Tampoco lo había cuando, una vez dentro, se quedaron mirando a una caja de escalera llena de taquillas metálicas parecidas a las consignas de las estaciones. Aparte de aquello, paredes desnudas, un par de puertas sin rótulo y unas escaleras hacia abajo con los colores de la bandera sueca. No había señales de vida en toda la planta.

– Creo que habrá que bajar al sótano, o sea -opinó Assad.

«Gracias por su visita. Vuelva cuando quiera al Club de Bolos de Roskilde: deporte, diversión y emoción», ponía en la puerta.

Las tres últimas palabras ¿se referían al juego de bolos? Por Carl bien podían borrarlas. Para él, los bolos no era ni un deporte, ni diversión ni emoción. Solo agujetas en el culo, cerveza y comida rápida.
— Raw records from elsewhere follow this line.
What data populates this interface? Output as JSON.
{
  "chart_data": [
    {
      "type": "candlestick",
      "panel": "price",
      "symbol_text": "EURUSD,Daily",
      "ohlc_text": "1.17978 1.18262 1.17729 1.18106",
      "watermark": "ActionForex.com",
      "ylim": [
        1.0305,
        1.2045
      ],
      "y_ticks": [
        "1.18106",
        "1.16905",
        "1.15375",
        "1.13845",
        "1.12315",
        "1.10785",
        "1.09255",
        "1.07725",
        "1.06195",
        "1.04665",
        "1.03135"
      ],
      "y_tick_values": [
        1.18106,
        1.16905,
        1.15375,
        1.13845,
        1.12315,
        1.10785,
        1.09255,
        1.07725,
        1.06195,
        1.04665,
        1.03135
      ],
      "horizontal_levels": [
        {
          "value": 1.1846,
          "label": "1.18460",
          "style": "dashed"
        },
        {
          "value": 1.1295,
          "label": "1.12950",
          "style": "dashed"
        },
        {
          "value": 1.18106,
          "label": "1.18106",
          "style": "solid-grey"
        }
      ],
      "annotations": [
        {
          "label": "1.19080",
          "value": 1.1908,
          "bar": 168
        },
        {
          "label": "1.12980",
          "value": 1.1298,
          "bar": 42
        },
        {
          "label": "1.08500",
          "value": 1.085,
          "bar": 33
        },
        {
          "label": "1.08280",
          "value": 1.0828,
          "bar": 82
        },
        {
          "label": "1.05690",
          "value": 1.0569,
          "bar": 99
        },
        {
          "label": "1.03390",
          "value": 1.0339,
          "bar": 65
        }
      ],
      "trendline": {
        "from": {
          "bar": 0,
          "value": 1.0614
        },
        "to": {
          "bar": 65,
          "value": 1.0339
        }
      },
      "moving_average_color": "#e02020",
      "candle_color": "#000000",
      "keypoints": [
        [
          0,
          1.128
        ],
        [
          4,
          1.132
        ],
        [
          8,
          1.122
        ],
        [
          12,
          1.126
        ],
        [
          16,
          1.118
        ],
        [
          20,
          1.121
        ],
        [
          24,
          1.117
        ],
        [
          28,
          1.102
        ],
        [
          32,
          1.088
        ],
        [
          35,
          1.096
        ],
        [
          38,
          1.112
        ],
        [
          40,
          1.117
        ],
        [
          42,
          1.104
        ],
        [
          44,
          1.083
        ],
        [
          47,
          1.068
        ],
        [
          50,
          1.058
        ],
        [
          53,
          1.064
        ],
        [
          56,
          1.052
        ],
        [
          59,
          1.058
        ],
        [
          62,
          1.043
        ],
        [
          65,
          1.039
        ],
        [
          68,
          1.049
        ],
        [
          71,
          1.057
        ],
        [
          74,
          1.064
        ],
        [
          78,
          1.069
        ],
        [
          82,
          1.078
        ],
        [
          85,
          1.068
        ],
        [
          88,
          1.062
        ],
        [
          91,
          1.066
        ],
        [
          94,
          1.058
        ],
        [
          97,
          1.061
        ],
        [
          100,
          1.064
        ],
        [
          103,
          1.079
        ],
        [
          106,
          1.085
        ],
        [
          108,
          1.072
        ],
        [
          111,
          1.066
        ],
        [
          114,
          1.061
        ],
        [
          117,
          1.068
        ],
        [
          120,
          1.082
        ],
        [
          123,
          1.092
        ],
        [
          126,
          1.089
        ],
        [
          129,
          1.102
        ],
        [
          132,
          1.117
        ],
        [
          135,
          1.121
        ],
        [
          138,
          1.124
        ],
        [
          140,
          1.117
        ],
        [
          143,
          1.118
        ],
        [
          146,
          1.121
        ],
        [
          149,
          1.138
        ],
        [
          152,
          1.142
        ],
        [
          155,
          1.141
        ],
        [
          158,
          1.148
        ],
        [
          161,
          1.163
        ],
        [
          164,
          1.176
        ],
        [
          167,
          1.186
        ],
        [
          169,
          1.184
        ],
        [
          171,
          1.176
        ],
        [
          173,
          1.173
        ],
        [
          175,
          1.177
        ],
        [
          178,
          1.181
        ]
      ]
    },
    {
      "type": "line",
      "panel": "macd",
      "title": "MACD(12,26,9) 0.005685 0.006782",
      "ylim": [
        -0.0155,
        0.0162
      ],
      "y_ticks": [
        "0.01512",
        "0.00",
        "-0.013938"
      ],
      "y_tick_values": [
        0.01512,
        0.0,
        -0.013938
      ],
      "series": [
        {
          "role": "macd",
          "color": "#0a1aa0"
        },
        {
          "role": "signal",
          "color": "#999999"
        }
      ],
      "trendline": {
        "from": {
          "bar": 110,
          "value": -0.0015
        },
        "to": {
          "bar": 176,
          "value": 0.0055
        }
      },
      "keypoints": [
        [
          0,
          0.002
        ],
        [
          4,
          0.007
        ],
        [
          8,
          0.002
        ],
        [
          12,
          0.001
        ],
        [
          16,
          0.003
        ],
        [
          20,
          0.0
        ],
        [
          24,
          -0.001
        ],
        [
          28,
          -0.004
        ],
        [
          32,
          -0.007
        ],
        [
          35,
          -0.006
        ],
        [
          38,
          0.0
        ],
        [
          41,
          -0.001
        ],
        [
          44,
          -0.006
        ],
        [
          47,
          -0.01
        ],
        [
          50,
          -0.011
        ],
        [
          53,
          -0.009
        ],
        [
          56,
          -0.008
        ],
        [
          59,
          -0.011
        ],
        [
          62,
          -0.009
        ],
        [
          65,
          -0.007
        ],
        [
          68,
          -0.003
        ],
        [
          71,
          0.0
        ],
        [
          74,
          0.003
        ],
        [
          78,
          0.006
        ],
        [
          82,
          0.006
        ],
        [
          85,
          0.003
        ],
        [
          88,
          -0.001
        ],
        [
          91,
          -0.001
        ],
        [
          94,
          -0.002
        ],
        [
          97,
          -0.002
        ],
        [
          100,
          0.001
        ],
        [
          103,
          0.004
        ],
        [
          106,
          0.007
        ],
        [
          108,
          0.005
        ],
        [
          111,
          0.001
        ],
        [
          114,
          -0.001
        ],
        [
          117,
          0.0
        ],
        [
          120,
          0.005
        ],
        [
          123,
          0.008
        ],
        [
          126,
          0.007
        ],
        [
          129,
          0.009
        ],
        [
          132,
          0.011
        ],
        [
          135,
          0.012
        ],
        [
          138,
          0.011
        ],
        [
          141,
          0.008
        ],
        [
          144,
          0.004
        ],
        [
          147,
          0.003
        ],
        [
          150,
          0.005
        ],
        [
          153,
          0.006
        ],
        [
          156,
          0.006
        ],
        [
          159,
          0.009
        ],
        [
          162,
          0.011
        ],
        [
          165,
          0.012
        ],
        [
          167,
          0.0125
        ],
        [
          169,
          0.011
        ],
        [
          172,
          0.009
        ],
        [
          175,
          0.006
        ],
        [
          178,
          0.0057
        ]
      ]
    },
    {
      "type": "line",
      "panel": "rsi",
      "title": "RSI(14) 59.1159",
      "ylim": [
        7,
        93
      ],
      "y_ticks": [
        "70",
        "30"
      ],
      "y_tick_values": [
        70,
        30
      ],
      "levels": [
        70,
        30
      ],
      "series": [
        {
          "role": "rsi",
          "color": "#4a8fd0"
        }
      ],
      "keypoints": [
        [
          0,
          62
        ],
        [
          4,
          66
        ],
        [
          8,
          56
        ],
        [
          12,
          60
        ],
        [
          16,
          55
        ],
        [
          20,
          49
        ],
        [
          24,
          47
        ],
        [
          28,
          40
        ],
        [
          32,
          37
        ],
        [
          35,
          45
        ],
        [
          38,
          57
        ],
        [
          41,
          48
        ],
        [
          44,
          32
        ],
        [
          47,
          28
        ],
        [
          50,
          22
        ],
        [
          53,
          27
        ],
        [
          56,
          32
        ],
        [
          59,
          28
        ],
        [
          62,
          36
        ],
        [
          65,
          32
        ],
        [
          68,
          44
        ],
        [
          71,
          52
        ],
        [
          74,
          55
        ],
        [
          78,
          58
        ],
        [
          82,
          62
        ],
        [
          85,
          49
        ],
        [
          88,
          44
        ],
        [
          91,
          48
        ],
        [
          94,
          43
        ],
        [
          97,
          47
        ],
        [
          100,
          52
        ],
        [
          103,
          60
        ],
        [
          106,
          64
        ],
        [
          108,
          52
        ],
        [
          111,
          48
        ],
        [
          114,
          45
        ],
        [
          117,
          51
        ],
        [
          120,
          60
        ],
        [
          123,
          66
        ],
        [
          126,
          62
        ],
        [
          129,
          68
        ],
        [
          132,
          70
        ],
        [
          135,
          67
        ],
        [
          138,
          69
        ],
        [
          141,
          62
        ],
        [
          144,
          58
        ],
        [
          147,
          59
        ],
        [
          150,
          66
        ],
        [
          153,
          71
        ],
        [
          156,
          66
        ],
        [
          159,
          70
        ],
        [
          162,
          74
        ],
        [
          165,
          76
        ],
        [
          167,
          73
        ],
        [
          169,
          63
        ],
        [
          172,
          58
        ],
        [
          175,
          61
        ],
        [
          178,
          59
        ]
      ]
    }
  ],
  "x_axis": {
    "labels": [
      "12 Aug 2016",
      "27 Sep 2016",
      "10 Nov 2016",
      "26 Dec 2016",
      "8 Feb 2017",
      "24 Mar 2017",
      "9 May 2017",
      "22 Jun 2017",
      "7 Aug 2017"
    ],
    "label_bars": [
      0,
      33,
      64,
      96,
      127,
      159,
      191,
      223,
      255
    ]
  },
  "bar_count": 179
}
Fueron directos a la recepción, donde las reglas de la casa, bolsas de chucherías y un cartel recordando la obligación de renovar el ticket de aparcamiento servían de marco al hombre que hablaba por teléfono.
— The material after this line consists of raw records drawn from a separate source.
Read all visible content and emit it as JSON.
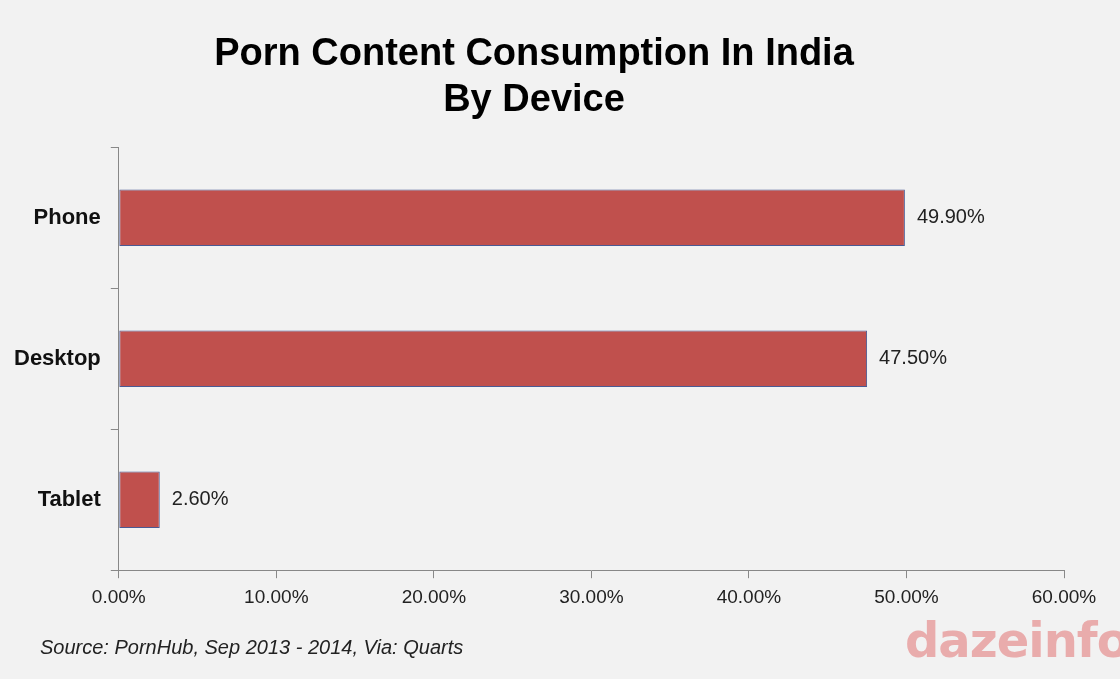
{
  "chart_data": {
    "type": "bar",
    "orientation": "horizontal",
    "title": [
      "Porn Content Consumption In India",
      "By Device"
    ],
    "categories": [
      "Phone",
      "Desktop",
      "Tablet"
    ],
    "values": [
      49.9,
      47.5,
      2.6
    ],
    "value_labels": [
      "49.90%",
      "47.50%",
      "2.60%"
    ],
    "data_labels": true,
    "color": "#c0504d",
    "xlim": [
      0,
      60
    ],
    "xticks": [
      {
        "value": 0,
        "label": "0.00%"
      },
      {
        "value": 10,
        "label": "10.00%"
      },
      {
        "value": 20,
        "label": "20.00%"
      },
      {
        "value": 30,
        "label": "30.00%"
      },
      {
        "value": 40,
        "label": "40.00%"
      },
      {
        "value": 50,
        "label": "50.00%"
      },
      {
        "value": 60,
        "label": "60.00%"
      }
    ],
    "grid": false,
    "source": "Source: PornHub, Sep 2013 - 2014, Via: Quarts",
    "watermark": "dazeinfo"
  }
}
Carl miró alrededor. El bar estaba lleno. Bolsas de deporte por todas las esquinas. Grupos de gente y actividad febril en unas veinte pistas, así debían de ser los campeonatos. Montones de hombres y mujeres con pantalones de pinzas y diversos polos de colores con logotipos de clubes.

– Queremos hablar con un tal Lars Brande. ¿Lo conoces? -preguntó Carl cuando el hombre del mostrador colgó el teléfono.

Señaló a uno de los hombres del bar.

– Es el que tiene las gafas de diadema. Grita ¡Crisálida! Y ya verás.

– ¿Crisálida?

– Sí, lo llamamos así.

Se acercaron a los hombres y notaron miradas sopesando sus zapatos, su ropa y su quehacer.

– ¿Lars Brande? ¿O debo llamarte Crisálida? -preguntó Carl, tendiendo la mano-. Soy Carl Mørck, del Departamento Q de la Jefatura de Copenhague. ¿Podemos hablar un poco?

Lars Brande sonrió y extendió la mano.

– Ah, sí. Me había olvidado por completo. Es que uno de nuestros compañeros de equipo nos acaba de dar la mala noticia de que nos deja ahora, justo antes del campeonato entre distritos, así que he tenido otras cosas en que pensar.

Dio una leve palmada en la espalda del compañero más cercano. Debía de ser el descarado del equipo.

– Estos ¿son tus compañeros de equipo? -preguntó, señalando con la cabeza a los otros cinco.

– El mejor equipo de Roskilde -replicó, levantando el pulgar.

Carl hizo una señal con la cabeza a Assad. Tendría que quedarse allí sin perder de vista a los demás, para que no se escabulleran. No podían correr riesgos.

Lars Brande era un hombre alto y nervudo, pero bastante flaco. Sus rasgos faciales eran distinguidos, como los de un hombre que tuviera un trabajo sedentario, como relojero o dentista, pero su piel estaba bronceada, y sus manos, desmesuradamente grandes, curtidas. Daba una impresión de conjunto desconcertante.

Se colocaron junto a la pared del fondo y estuvieron mirando un rato a los jugadores antes de que Carl arrancara.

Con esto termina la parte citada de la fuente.